Thursday, April 23, 2015

Creative Writing: Kangaroo Island

This week's creative assignment was to write a story involving sensory appeal. I came up with an idea almost immediately, but putting it on paper was more difficult than I'd imagined. In the end, I wrote the story as series of sketches.  

The Island

Day 1: The Ocean Cliff

Standing atop the cliff looking down toward the sea, Scott and Melissa looked with awe as they observed the sleek dark creatures glide and arc through the white-capped waves. Their dorsal-finned backs descending and surfacing like a musical composition in sync with the ocean. The couple stood transfixed as they observed this perfectly synchronized nautical dance. 

“Strange seeing them in the wild. So different from TV. We've only been here 20 minutes, and it's already better than we could have imagined,” Scott said half to himself as he tried to video the scene on his camera.

As the pair continued to look at the endless horizon, all they could see was a cloudless blue sky and a vast ocean that was punctuated by the dolphins rhythmically moving toward some unknown destination. As the dolphins vanished, only the din of the waves and an infrequent cry from a lone seagull remained. Scott and Melissa were at peace, a peace that would soon give way to flies.

Day 2: The Garden Cafe

How could the tour books and online blogs have neglected to mention the flies, thought Scott as he adjusted the net covering his face. The flies were the defining feature of this place. They would descend upon us like a squadron of military aircraft as soon as we left the hotel or car. They would get into our food, buzz around our eyes, and cover our clothes. Taking a short walk was annoying and eating outdoors was nearly unbearable. Yet, the Australians would merely shrug and when we complained.

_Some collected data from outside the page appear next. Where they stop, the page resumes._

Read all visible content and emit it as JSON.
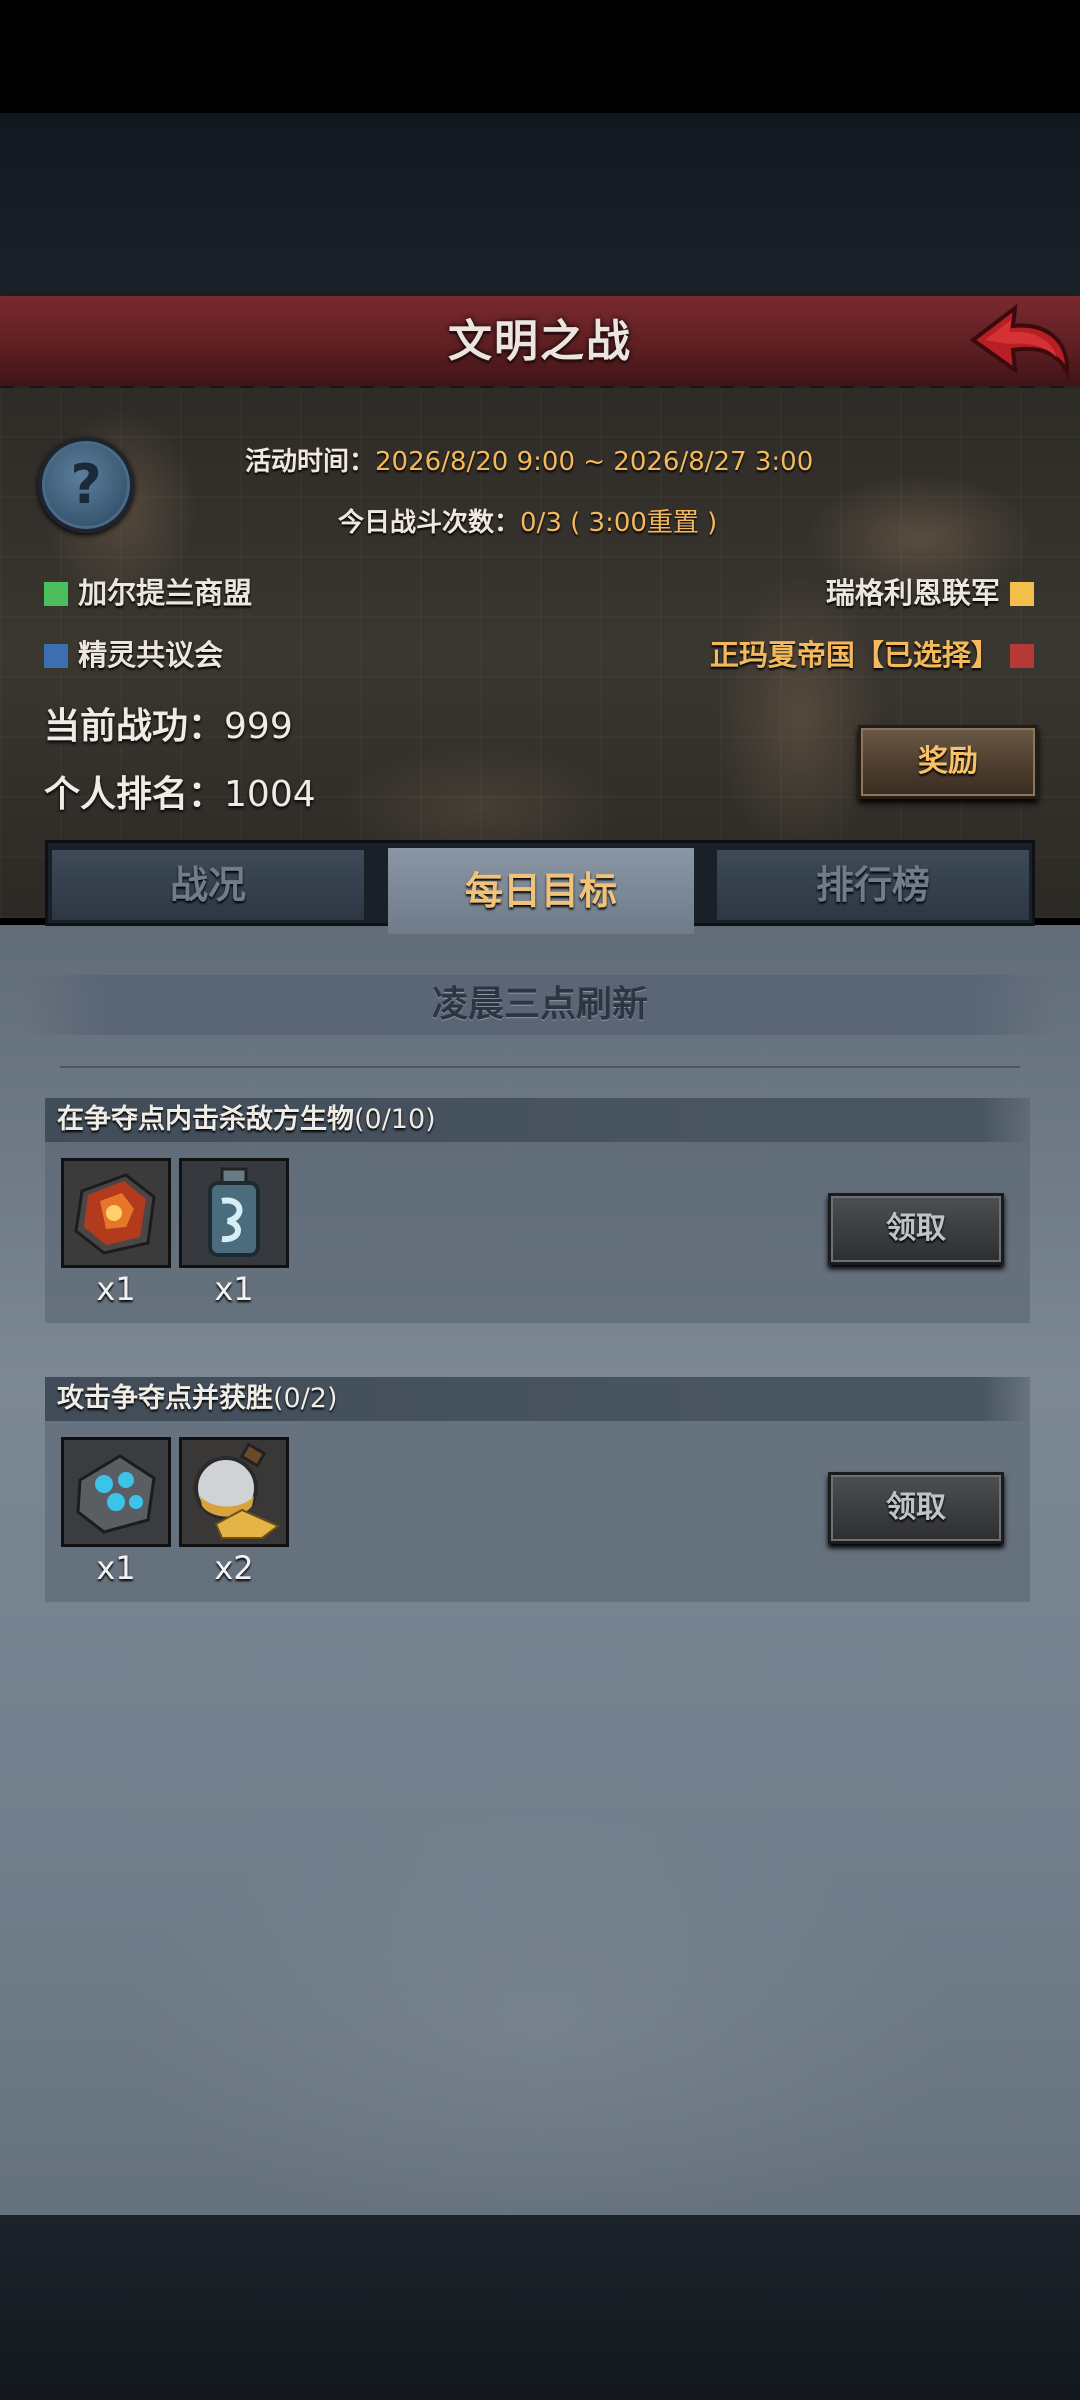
{
  "header": {
    "title": "文明之战"
  },
  "event": {
    "time_label": "活动时间：",
    "time_value": "2026/8/20 9:00 ~ 2026/8/27 3:00",
    "battles_label": "今日战斗次数：",
    "battles_value": "0/3 ( 3:00重置 )"
  },
  "factions": [
    {
      "name": "加尔提兰商盟",
      "color": "#4cbf5c"
    },
    {
      "name": "瑞格利恩联军",
      "color": "#f2c04a"
    },
    {
      "name": "精灵共议会",
      "color": "#3d6fae"
    },
    {
      "name": "正玛夏帝国【已选择】",
      "color": "#b53a35"
    }
  ],
  "stats": {
    "merit_label": "当前战功：",
    "merit_value": "999",
    "rank_label": "个人排名：",
    "rank_value": "1004"
  },
  "reward_button": "奖励",
  "tabs": [
    "战况",
    "每日目标",
    "排行榜"
  ],
  "daily": {
    "refresh_note": "凌晨三点刷新",
    "tasks": [
      {
        "title": "在争夺点内击杀敌方生物",
        "progress": "(0/10)",
        "items": [
          {
            "icon": "lava-ore-icon",
            "qty": "x1"
          },
          {
            "icon": "potion-bottle-icon",
            "qty": "x1"
          }
        ],
        "claim": "领取"
      },
      {
        "title": "攻击争夺点并获胜",
        "progress": "(0/2)",
        "items": [
          {
            "icon": "rune-stone-icon",
            "qty": "x1"
          },
          {
            "icon": "gold-sand-flask-icon",
            "qty": "x2"
          }
        ],
        "claim": "领取"
      }
    ]
  }
}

As he sat with Melissa at a beautiful garden cafe, flies buzzing incessantly around them, Scott tried valiantly to shield his meal from the marauders. The charming woman who ran the place blithely said, “You should go to Alice Springs in the outback. I lived there for a bit, and there were so many flies that you had to shake your food before taking a bite.” 

Kangaroo Island, a place touted as Australia's untouched bushland, was Scott and Melissa's third stop on their second honeymoon. They'd loved Sydney and Melbourne, and had been looking forward to a tranquil place to relax. As it turned out, Kangaroo Island was neither tranquil nor inhabited with Kangaroos.


Day 3: The Beach Walk

Scott suddenly looked over at Melissa. “What's wrong?” Melissa asked, concerned at Scott's obvious distress.

“A fly flew into my mouth. I spit it out, and then it crawled away from the spit before it flew away,” he muttered. 

Melissa had no reply and reached tenderly over to swat away the dozens of flies that had settled on his back. They continued their walk along the pristine beach, trying to appreciate the beauty of the place through the mosquito netting that covered their faces. 

Day 4: At the Park

Watching from the air conditioned interior of the national park's visitor center, Scott saw a crowd of Japanese tourists sitting at patio tables. One could imagine they were all having animated conversations involving dramatic hand gestures. Except there were thirty or forty of them continually gesticulating, flaying their arms in a futile attempt to shoo away flies. They looked exhausted in the humid ninety degree heat. 

Though they were in the middle of a national park with exotic plants and animals in their unspoiled habitat, Scott and Melissa felt content to linger inside the visitor center's gift shop away from the flies.  

Day 5: Farewell

Scott looked down at the dry savannah landscape as the small plane took off from Kangaroo Island toward the mainland. It would be a short trip. As he glanced over at a dozing Melissa, he noticed a solitary fly sitting atop her nose. Were the flies following them? Oh my God, he thought, it was like a scene from The Birds. Should he swat it or let Melissa sleep? If the trip to Fly Island had taught him one thing, it was that for every fly you saw there were many, many more hiding and multiplying, just waiting.